Somehow, I have always been especially drawn to all things Alice, and I believe my first exposure was through Disney’s animated version. The nonsense images stuck in my mind as a child; the Cheshire cat dissolving into a shortening ribbon, using a flamingo and hedgehog as sports equipment, the caterpillar blowing smoke vowels into the air. The cartoon fed my imagination, and when I finally read the works by Lewis Carroll, I was even more entranced. What I especially love about Alice is how it seems to expand the limits of logic in our imagination. While I find the books much more philosophical and thought provoking, especially to young and open minds willing to find some insight in the nonsense, my visual mind will always appreciate the animated Alice in Wonderland.

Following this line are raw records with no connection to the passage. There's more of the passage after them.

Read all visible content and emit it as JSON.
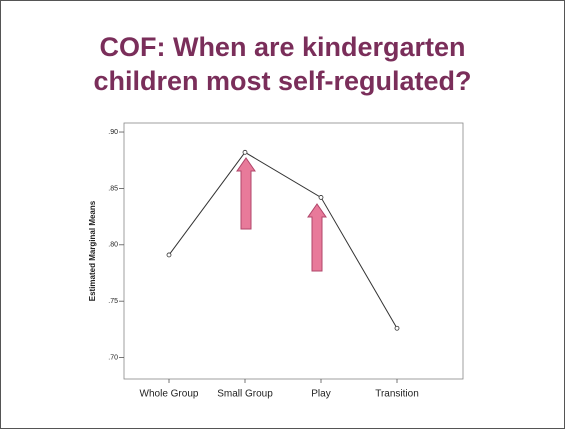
{
  "chart_data": {
    "type": "line",
    "title": "COF: When are kindergarten children most self-regulated?",
    "y_label": "Estimated Marginal Means",
    "categories": [
      "Whole Group",
      "Small Group",
      "Play",
      "Transition"
    ],
    "values": [
      0.791,
      0.882,
      0.842,
      0.726
    ],
    "color": "#333333",
    "ylim": [
      0.681,
      0.908
    ],
    "yticks": [
      {
        "value": 0.7,
        "label": ".70"
      },
      {
        "value": 0.75,
        "label": ".75"
      },
      {
        "value": 0.8,
        "label": ".80"
      },
      {
        "value": 0.85,
        "label": ".85"
      },
      {
        "value": 0.9,
        "label": ".90"
      }
    ],
    "grid": false
  }
}
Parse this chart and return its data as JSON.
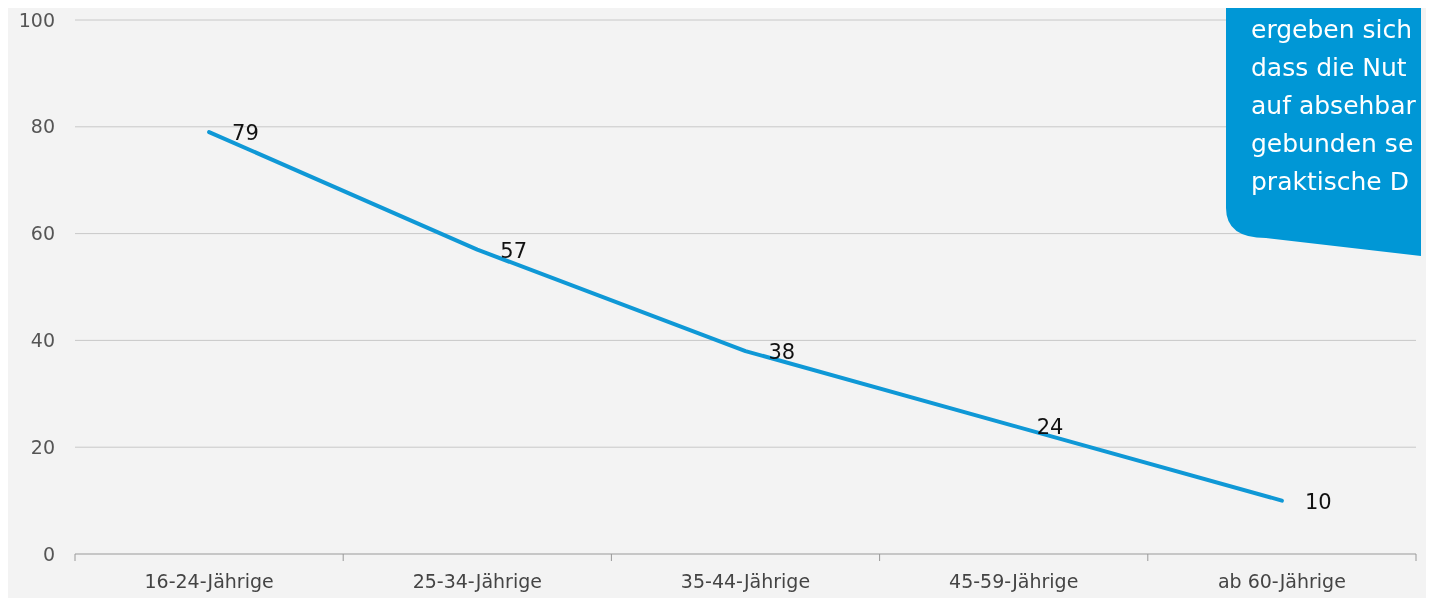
{
  "chart_data": {
    "type": "line",
    "categories": [
      "16-24-Jährige",
      "25-34-Jährige",
      "35-44-Jährige",
      "45-59-Jährige",
      "ab 60-Jährige"
    ],
    "series": [
      {
        "color": "#0f98d6",
        "values": [
          79,
          57,
          38,
          24,
          10
        ]
      }
    ],
    "ylim": [
      0,
      100
    ],
    "yticks": [
      0,
      20,
      40,
      60,
      80,
      100
    ],
    "grid": "y",
    "data_labels": true,
    "marker": "none",
    "line_style": "solid",
    "annotations": [
      "ergeben sich\ndass die Nut\nauf absehbar\ngebunden se\npraktische D"
    ]
  }
}
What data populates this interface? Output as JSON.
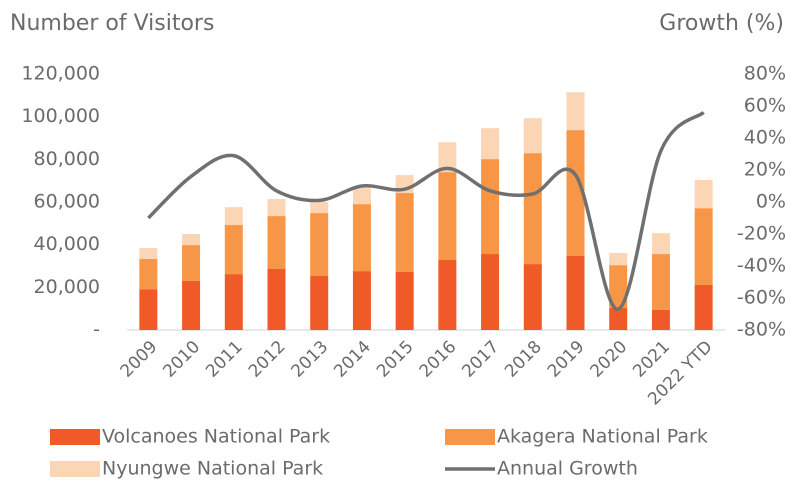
{
  "chart_data": {
    "type": "bar",
    "y_label": "Number of Visitors",
    "y2_label": "Growth (%)",
    "categories": [
      "2009",
      "2010",
      "2011",
      "2012",
      "2013",
      "2014",
      "2015",
      "2016",
      "2017",
      "2018",
      "2019",
      "2020",
      "2021",
      "2022 YTD"
    ],
    "series": [
      {
        "name": "Volcanoes National Park",
        "color": "#f05a28",
        "values": [
          19000,
          23000,
          26200,
          28600,
          25300,
          27600,
          27200,
          32800,
          35600,
          30900,
          34700,
          10300,
          9400,
          21100
        ]
      },
      {
        "name": "Akagera National Park",
        "color": "#f79646",
        "values": [
          14300,
          16800,
          23000,
          24800,
          29500,
          31400,
          37000,
          41200,
          44500,
          52000,
          59000,
          20100,
          26200,
          36000
        ]
      },
      {
        "name": "Nyungwe National Park",
        "color": "#fcd5b4",
        "values": [
          5100,
          5200,
          8400,
          8000,
          5200,
          7500,
          8400,
          14000,
          14500,
          16400,
          17800,
          5700,
          9800,
          13200
        ]
      },
      {
        "name": "Annual Growth",
        "color": "#707070",
        "type": "line",
        "axis": "y2",
        "values": [
          -10,
          16,
          29,
          7,
          1,
          10,
          8,
          21,
          7,
          5,
          17,
          -67,
          32,
          56
        ]
      }
    ],
    "stacked": true,
    "ylim": [
      0,
      120000
    ],
    "yticks": [
      {
        "value": 0,
        "label": "-"
      },
      {
        "value": 20000,
        "label": "20,000"
      },
      {
        "value": 40000,
        "label": "40,000"
      },
      {
        "value": 60000,
        "label": "60,000"
      },
      {
        "value": 80000,
        "label": "80,000"
      },
      {
        "value": 100000,
        "label": "100,000"
      },
      {
        "value": 120000,
        "label": "120,000"
      }
    ],
    "y2lim": [
      -80,
      80
    ],
    "y2ticks": [
      {
        "value": -80,
        "label": "-80%"
      },
      {
        "value": -60,
        "label": "-60%"
      },
      {
        "value": -40,
        "label": "-40%"
      },
      {
        "value": -20,
        "label": "-20%"
      },
      {
        "value": 0,
        "label": "0%"
      },
      {
        "value": 20,
        "label": "20%"
      },
      {
        "value": 40,
        "label": "40%"
      },
      {
        "value": 60,
        "label": "60%"
      },
      {
        "value": 80,
        "label": "80%"
      }
    ],
    "grid": false
  }
}
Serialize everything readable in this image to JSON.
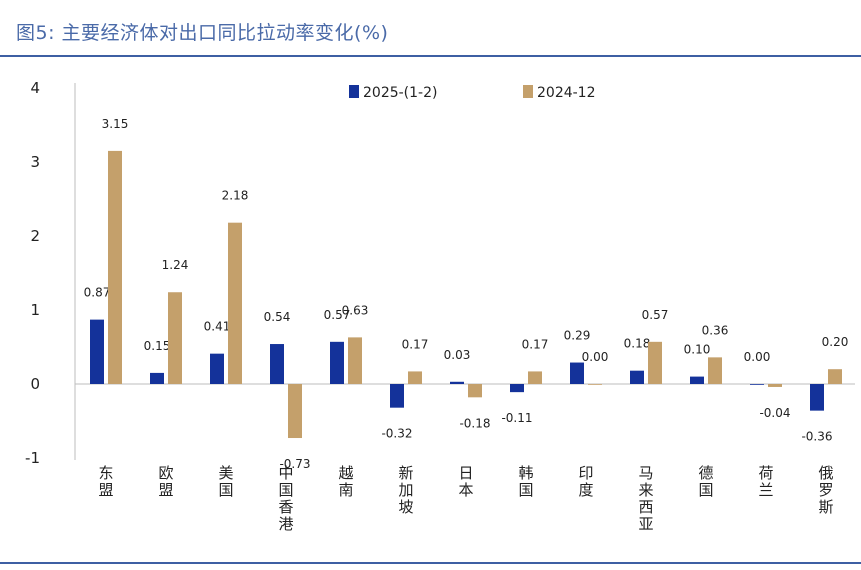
{
  "title": "图5: 主要经济体对出口同比拉动率变化(%)",
  "colors": {
    "series1": "#14329a",
    "series2": "#c4a06b",
    "rule": "#3e5fa3"
  },
  "chart_data": {
    "type": "bar",
    "title": "图5: 主要经济体对出口同比拉动率变化(%)",
    "categories": [
      "东盟",
      "欧盟",
      "美国",
      "中国香港",
      "越南",
      "新加坡",
      "日本",
      "韩国",
      "印度",
      "马来西亚",
      "德国",
      "荷兰",
      "俄罗斯"
    ],
    "series": [
      {
        "name": "2025-(1-2)",
        "values": [
          0.87,
          0.15,
          0.41,
          0.54,
          0.57,
          -0.32,
          0.03,
          -0.11,
          0.29,
          0.18,
          0.1,
          0.0,
          -0.36
        ],
        "labels": [
          "0.87",
          "0.15",
          "0.41",
          "0.54",
          "0.57",
          "-0.32",
          "0.03",
          "-0.11",
          "0.29",
          "0.18",
          "0.10",
          "0.00",
          "-0.36"
        ]
      },
      {
        "name": "2024-12",
        "values": [
          3.15,
          1.24,
          2.18,
          -0.73,
          0.63,
          0.17,
          -0.18,
          0.17,
          0.0,
          0.57,
          0.36,
          -0.04,
          0.2
        ],
        "labels": [
          "3.15",
          "1.24",
          "2.18",
          "-0.73",
          "0.63",
          "0.17",
          "-0.18",
          "0.17",
          "0.00",
          "0.57",
          "0.36",
          "-0.04",
          "0.20"
        ]
      }
    ],
    "yticks": [
      "4",
      "3",
      "2",
      "1",
      "0",
      "-1"
    ],
    "ylim": [
      -1,
      4
    ],
    "legend": "top-center",
    "grid": false
  }
}
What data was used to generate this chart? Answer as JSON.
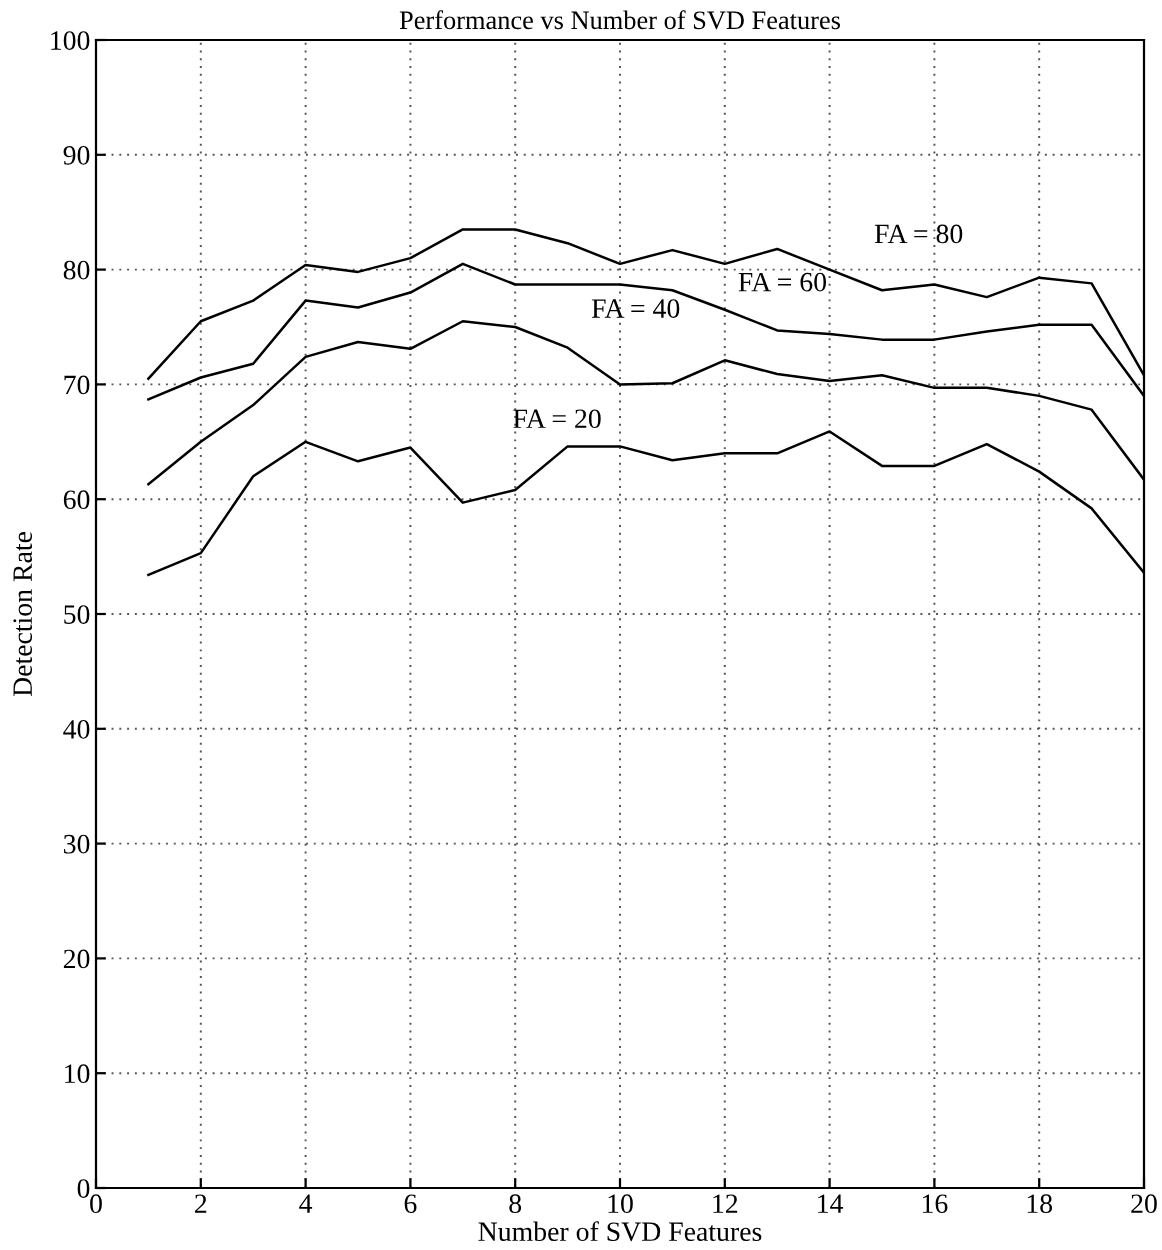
{
  "chart_data": {
    "type": "line",
    "title": "Performance vs Number of SVD Features",
    "xlabel": "Number of SVD Features",
    "ylabel": "Detection Rate",
    "x": [
      1,
      2,
      3,
      4,
      5,
      6,
      7,
      8,
      9,
      10,
      11,
      12,
      13,
      14,
      15,
      16,
      17,
      18,
      19,
      20
    ],
    "series": [
      {
        "color": "#000000",
        "values": [
          70.5,
          75.5,
          77.3,
          80.4,
          79.8,
          81,
          83.5,
          83.5,
          82.3,
          80.5,
          81.7,
          80.5,
          81.8,
          80,
          78.2,
          78.7,
          77.6,
          79.3,
          78.8,
          70.8
        ]
      },
      {
        "color": "#000000",
        "values": [
          68.7,
          70.6,
          71.8,
          77.3,
          76.7,
          78,
          80.5,
          78.7,
          78.7,
          78.7,
          78.2,
          76.5,
          74.7,
          74.4,
          73.9,
          73.9,
          74.6,
          75.2,
          75.2,
          69
        ]
      },
      {
        "color": "#000000",
        "values": [
          61.3,
          65,
          68.2,
          72.4,
          73.7,
          73.1,
          75.5,
          75,
          73.2,
          70,
          70.1,
          72.1,
          70.9,
          70.3,
          70.8,
          69.7,
          69.7,
          69,
          67.8,
          61.7
        ]
      },
      {
        "color": "#000000",
        "values": [
          53.4,
          55.3,
          62,
          65,
          63.3,
          64.5,
          59.7,
          60.8,
          64.6,
          64.6,
          63.4,
          64,
          64,
          65.9,
          62.9,
          62.9,
          64.8,
          62.4,
          59.2,
          53.6
        ]
      }
    ],
    "annotations": [
      "FA = 80",
      "FA = 60",
      "FA = 40",
      "FA = 20"
    ],
    "xlim": [
      0,
      20
    ],
    "ylim": [
      0,
      100
    ],
    "xticks": [
      0,
      2,
      4,
      6,
      8,
      10,
      12,
      14,
      16,
      18,
      20
    ],
    "yticks": [
      0,
      10,
      20,
      30,
      40,
      50,
      60,
      70,
      80,
      90,
      100
    ],
    "grid": true,
    "line_style": "solid",
    "marker": "none"
  }
}
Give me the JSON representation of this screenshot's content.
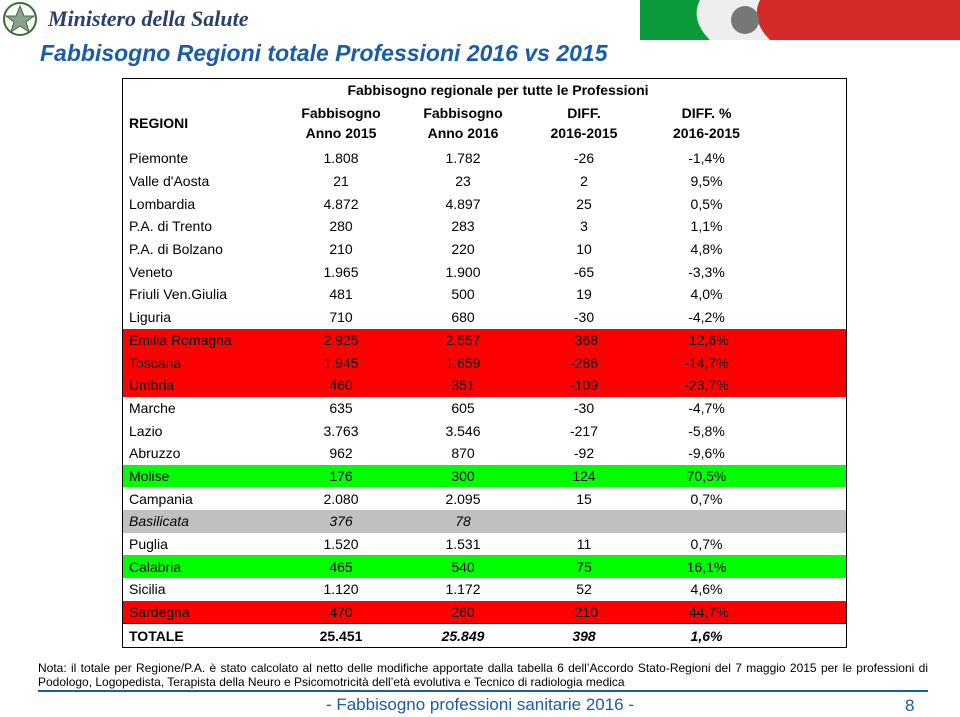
{
  "header": {
    "logo_text": "Ministero della Salute"
  },
  "title": "Fabbisogno Regioni totale Professioni 2016 vs 2015",
  "table": {
    "group_header": "Fabbisogno regionale per tutte le Professioni",
    "region_header": "REGIONI",
    "columns": [
      [
        "Fabbisogno",
        "Anno 2015"
      ],
      [
        "Fabbisogno",
        "Anno 2016"
      ],
      [
        "DIFF.",
        "2016-2015"
      ],
      [
        "DIFF. %",
        "2016-2015"
      ]
    ],
    "rows": [
      {
        "cells": [
          "Piemonte",
          "1.808",
          "1.782",
          "-26",
          "-1,4%"
        ]
      },
      {
        "cells": [
          "Valle d'Aosta",
          "21",
          "23",
          "2",
          "9,5%"
        ]
      },
      {
        "cells": [
          "Lombardia",
          "4.872",
          "4.897",
          "25",
          "0,5%"
        ]
      },
      {
        "cells": [
          "P.A. di Trento",
          "280",
          "283",
          "3",
          "1,1%"
        ]
      },
      {
        "cells": [
          "P.A. di Bolzano",
          "210",
          "220",
          "10",
          "4,8%"
        ]
      },
      {
        "cells": [
          "Veneto",
          "1.965",
          "1.900",
          "-65",
          "-3,3%"
        ]
      },
      {
        "cells": [
          "Friuli Ven.Giulia",
          "481",
          "500",
          "19",
          "4,0%"
        ]
      },
      {
        "cells": [
          "Liguria",
          "710",
          "680",
          "-30",
          "-4,2%"
        ]
      },
      {
        "cells": [
          "Emilia Romagna",
          "2.925",
          "2.557",
          "-368",
          "-12,6%"
        ],
        "highlight": "#ff0000"
      },
      {
        "cells": [
          "Toscana",
          "1.945",
          "1.659",
          "-286",
          "-14,7%"
        ],
        "highlight": "#ff0000"
      },
      {
        "cells": [
          "Umbria",
          "460",
          "351",
          "-109",
          "-23,7%"
        ],
        "highlight": "#ff0000"
      },
      {
        "cells": [
          "Marche",
          "635",
          "605",
          "-30",
          "-4,7%"
        ]
      },
      {
        "cells": [
          "Lazio",
          "3.763",
          "3.546",
          "-217",
          "-5,8%"
        ]
      },
      {
        "cells": [
          "Abruzzo",
          "962",
          "870",
          "-92",
          "-9,6%"
        ]
      },
      {
        "cells": [
          "Molise",
          "176",
          "300",
          "124",
          "70,5%"
        ],
        "highlight": "#00ff00"
      },
      {
        "cells": [
          "Campania",
          "2.080",
          "2.095",
          "15",
          "0,7%"
        ]
      },
      {
        "cells": [
          "Basilicata",
          "376",
          "78",
          null,
          null
        ],
        "highlight": "#c0c0c0",
        "italic": true
      },
      {
        "cells": [
          "Puglia",
          "1.520",
          "1.531",
          "11",
          "0,7%"
        ]
      },
      {
        "cells": [
          "Calabria",
          "465",
          "540",
          "75",
          "16,1%"
        ],
        "highlight": "#00ff00"
      },
      {
        "cells": [
          "Sicilia",
          "1.120",
          "1.172",
          "52",
          "4,6%"
        ]
      },
      {
        "cells": [
          "Sardegna",
          "470",
          "260",
          "-210",
          "-44,7%"
        ],
        "highlight": "#ff0000"
      }
    ],
    "total": [
      "TOTALE",
      "25.451",
      "25.849",
      "398",
      "1,6%"
    ]
  },
  "note": "Nota: il totale per Regione/P.A. è stato calcolato al netto delle modifiche apportate dalla tabella 6 dell’Accordo Stato-Regioni del 7 maggio 2015 per le professioni di Podologo, Logopedista, Terapista della Neuro e Psicomotricità dell’età evolutiva e Tecnico di radiologia medica",
  "footer": "- Fabbisogno professioni sanitarie 2016 -",
  "page_number": "8"
}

Alice is your typical head in the clouds kid. Her lessons along the banks of the river are a bore, full of dull history and books with no pictures. She wishes for a world all her own, where nothing had to make sense. When she falls into her wonderland, it is frightening how all this nonsense seems to backfire against poor Alice. The way she keeps growing too big or too small at all the wrong times feels like being stuck in a nightmare.
Being taught logic, no matter how she may think she despises it, Alice tries to use it, but all the characters take no heed. So frustrating. One moment like this that fascinated me since I was a child was at the Mad Hatter’s tea party when he asks, “Why is a raven like a writing desk?” When he asks this to Alice, it is interpreted as a riddle, which Alice attempts to seriously ponder. But the moment Alice asks it back, the question is turned on it’s head and taken as pure madness. Though the scene plays out differently in the book, it just goes to show, even if the waters are tested, nothing is safe or as it seems in wonderland. I have always found that both very funny and frightening.
Some of the animated characters are wonderfully inventive. Some of my favorite things about some of the characters are in the small details, like how the White Rabbit has pink eyes, the King of Hearts has no feet. And never before have oysters looked so cute, with their shells as bonnets and they dance to their demise with little detached feet. One of my favorite sequences is when Alice stumbles upon a garden of flowers and includes the musical number, All in the Golden Afternoon. Turning flowers into singing, talking individuals seems like such a difficult task, yet this ensemble of characters work beautifully together. Later in the film, the way the deck of cards march in a beautifully mathematical precision is a wonderful feat in hand drawn animation.
Many small characters have very surreal qualities, something I have always admired in animation. Somehow, these surreal characters stir up poignant emotions no matter how odd they are. They are most prevalent in the scene where Alice is lost in the woods. She steps into a family of purple horns, honking at her like angry ducks. A flock of umbrellas with bird heads, who seem to splash happily like flamingos one moment then glare down at Alice like ominous vultures the next. And when the broom-headed dog sweeps away the path Alice had been following, I always feel just crushed for poor, lost Alice.
“I give myself very good advice, but I very seldom follow it.”